Manuel de Castro Nunes disse...

Estive para comentar em De Rerum Natura. Não valia a pena. Estaríamos a perturbar a sanidade pública. De modo que estou de acordo consigo.
Comentários? Sem.

Elenáro disse...

Costumo sempre concordar com o que aqui é escrito e publicado, mas desta vez não o posso fazer.

Acho o texto exagerado no seu sentido. Passo a explicar.

1- Põe os professores no papel de vitimas inocente e perseguidas por poderes escondidos. Parece-me muita teoria da conspiração e esquece a quantidade de outras profissões igualmente honradas que foram, são e serão "perseguidas" ou, pelo menos, mal tratadas.

2- Põe os professores num pedestal como se todos fossem um prisma do cidadão e civilidade moderna quando todos sabemos que há os bons, os maus, e os assim-assim, como em todo o lado. Decorrente disto penso que até é arrogante e dum egocentrismo narcisista terrível que me parece evitável.

Não me vou alongar mais. Acrescento apenas que, se bem que a mensagem subjacente ao texto, que é a diminuição da qualidade do ensino, parece-me que se acaba por perder no meio de tanto queixume.

Por último, pergunto: se o ensino está assim tão mal, porque não vão os professores para a rua protestar sobre o assunto? São só as ADD que motivam manifestações em massa? Onde estão as qualidades que o texto enaltece na classe dos professores? Onde está então a dedicação e gosto pelo ensino?

Desculpa, jad, desta vez penso que não estamos de acordo.

Um abraço!

tacci disse...

Não tenho a certeza de concordar com tudo, palavra por palavra.
Mas espero que, daqui a duzentos anos, "o tempo em que havia professores" não tenha de ser transformado em mito e os avôs não se vejam obrigados a dizer que "isso era quando Deus andava pela terra".
Um professor medíocre - ou mesmo mau - é muito melhor do que nenhum.
Creio que não há velhote, da minha idade ou mais ainda, que não venha dizer que o professor dele, antigamente, "é que era" (e esquecer as reguadas, claro, faz parte dessa mitificação).
Pelo contrário, um Ministério da Educação mau é muitíssimo pior do que nenhum.
Digo eu.

Graza disse...

Sempre disse, mesmo ainda antes desta “guerra” que era preciso restituir aos professores uma dignidade que perderam algures no tempo entre o antes e o depois de Abrll. Foi a massificação do ensino, foi muita coisa “ad hoc”, muita gente andou prá frente quando deveria ter marcado paço e alguns deles, não nos iludamos, tiveram como saída profissional o Ensino. Muita coisa junta confluiu para que alguma coisa tivesse estourado no seio da Escola. O resultado foi a chegada ao palco de pais e também professores, preparados na escolaride daquele caldeirão fantástico que nos inebriou. Há pais muitíssimo mal preparados e o resultado é visivel na escola, mas mais uma vez também existem professores que fizeram esse percurso escolar...

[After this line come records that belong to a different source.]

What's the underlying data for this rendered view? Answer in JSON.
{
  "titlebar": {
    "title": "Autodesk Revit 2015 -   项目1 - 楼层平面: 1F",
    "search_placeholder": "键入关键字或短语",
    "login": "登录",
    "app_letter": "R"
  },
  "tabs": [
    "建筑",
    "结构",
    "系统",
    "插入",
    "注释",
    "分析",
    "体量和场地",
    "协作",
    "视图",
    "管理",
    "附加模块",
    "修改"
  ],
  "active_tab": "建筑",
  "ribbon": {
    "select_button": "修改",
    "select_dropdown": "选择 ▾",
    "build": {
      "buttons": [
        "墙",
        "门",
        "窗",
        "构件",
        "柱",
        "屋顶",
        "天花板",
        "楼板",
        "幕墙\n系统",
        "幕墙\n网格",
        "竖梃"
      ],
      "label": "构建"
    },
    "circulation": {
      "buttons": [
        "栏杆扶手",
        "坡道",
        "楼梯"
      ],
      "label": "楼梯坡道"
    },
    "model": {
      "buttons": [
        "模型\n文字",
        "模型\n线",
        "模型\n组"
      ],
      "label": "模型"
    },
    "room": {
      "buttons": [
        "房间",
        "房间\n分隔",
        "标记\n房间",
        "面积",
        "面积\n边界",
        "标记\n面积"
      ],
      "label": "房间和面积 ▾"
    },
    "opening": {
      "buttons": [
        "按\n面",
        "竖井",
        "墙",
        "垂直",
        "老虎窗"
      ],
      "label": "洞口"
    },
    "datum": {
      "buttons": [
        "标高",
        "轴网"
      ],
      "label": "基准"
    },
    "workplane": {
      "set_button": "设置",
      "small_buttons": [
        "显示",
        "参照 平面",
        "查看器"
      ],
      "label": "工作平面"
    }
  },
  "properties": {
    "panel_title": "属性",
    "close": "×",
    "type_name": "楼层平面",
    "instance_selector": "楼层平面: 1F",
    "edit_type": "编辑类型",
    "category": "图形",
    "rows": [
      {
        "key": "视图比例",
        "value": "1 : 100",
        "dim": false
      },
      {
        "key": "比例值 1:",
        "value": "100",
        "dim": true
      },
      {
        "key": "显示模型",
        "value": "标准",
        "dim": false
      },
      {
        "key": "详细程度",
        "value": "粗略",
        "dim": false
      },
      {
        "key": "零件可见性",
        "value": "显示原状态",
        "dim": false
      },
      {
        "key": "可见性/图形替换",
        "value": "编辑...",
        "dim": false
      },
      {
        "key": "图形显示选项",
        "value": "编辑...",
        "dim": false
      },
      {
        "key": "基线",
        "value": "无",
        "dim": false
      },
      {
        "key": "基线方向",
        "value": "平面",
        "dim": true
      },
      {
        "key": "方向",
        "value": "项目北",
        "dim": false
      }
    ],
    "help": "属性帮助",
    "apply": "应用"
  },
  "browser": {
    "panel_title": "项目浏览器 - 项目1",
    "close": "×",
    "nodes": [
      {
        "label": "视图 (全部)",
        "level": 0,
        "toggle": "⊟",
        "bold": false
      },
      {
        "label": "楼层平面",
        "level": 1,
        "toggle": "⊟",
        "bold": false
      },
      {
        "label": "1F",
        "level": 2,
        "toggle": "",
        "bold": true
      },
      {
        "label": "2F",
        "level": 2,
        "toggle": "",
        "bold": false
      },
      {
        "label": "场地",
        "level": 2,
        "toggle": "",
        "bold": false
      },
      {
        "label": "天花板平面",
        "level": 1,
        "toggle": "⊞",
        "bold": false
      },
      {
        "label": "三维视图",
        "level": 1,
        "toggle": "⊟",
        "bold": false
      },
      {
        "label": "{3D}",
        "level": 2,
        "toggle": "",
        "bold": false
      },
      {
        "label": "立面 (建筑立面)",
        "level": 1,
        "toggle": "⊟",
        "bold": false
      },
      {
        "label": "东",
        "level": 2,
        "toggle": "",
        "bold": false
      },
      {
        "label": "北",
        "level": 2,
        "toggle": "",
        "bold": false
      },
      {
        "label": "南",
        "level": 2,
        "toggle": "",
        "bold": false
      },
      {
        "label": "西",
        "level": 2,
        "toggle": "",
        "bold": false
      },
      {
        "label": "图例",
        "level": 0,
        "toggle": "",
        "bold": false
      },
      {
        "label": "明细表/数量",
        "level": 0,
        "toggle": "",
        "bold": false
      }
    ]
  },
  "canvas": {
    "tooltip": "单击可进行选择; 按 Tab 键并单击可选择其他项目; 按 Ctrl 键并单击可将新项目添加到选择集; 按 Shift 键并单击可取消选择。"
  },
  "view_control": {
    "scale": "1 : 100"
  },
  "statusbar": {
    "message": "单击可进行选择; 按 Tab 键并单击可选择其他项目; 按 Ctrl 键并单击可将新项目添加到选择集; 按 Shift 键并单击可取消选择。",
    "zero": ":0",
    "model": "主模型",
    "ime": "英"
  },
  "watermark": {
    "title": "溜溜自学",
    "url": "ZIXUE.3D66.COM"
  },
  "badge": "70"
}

Tenho na família um exemplo de como o que se está a impor na escola é de uma tremenda insensatez e injustiça e o exemplo que alguma coisa não está a ser bem feito, mas também arrasto uma luta interna comigo que tem a ver com a minha descrença no sindicalismo. Lutei por solidariedade em guerras sidicais que não eram as minhas, mas de há algum tempo que me venho confrontando com o paradoxo de me parecer estar a defender uma das coisa que mais abomino e contra a qual lutei: o Corporativismo. A grande dúvida é
parece-me ser, como poderão os professores contribuir sem cairem nesse terreno minado?

Desculpe-me Jad, esta não é a minha área e isto não é pró nem contra, são apenas as minhas “dúvidas” ditas em voz alta.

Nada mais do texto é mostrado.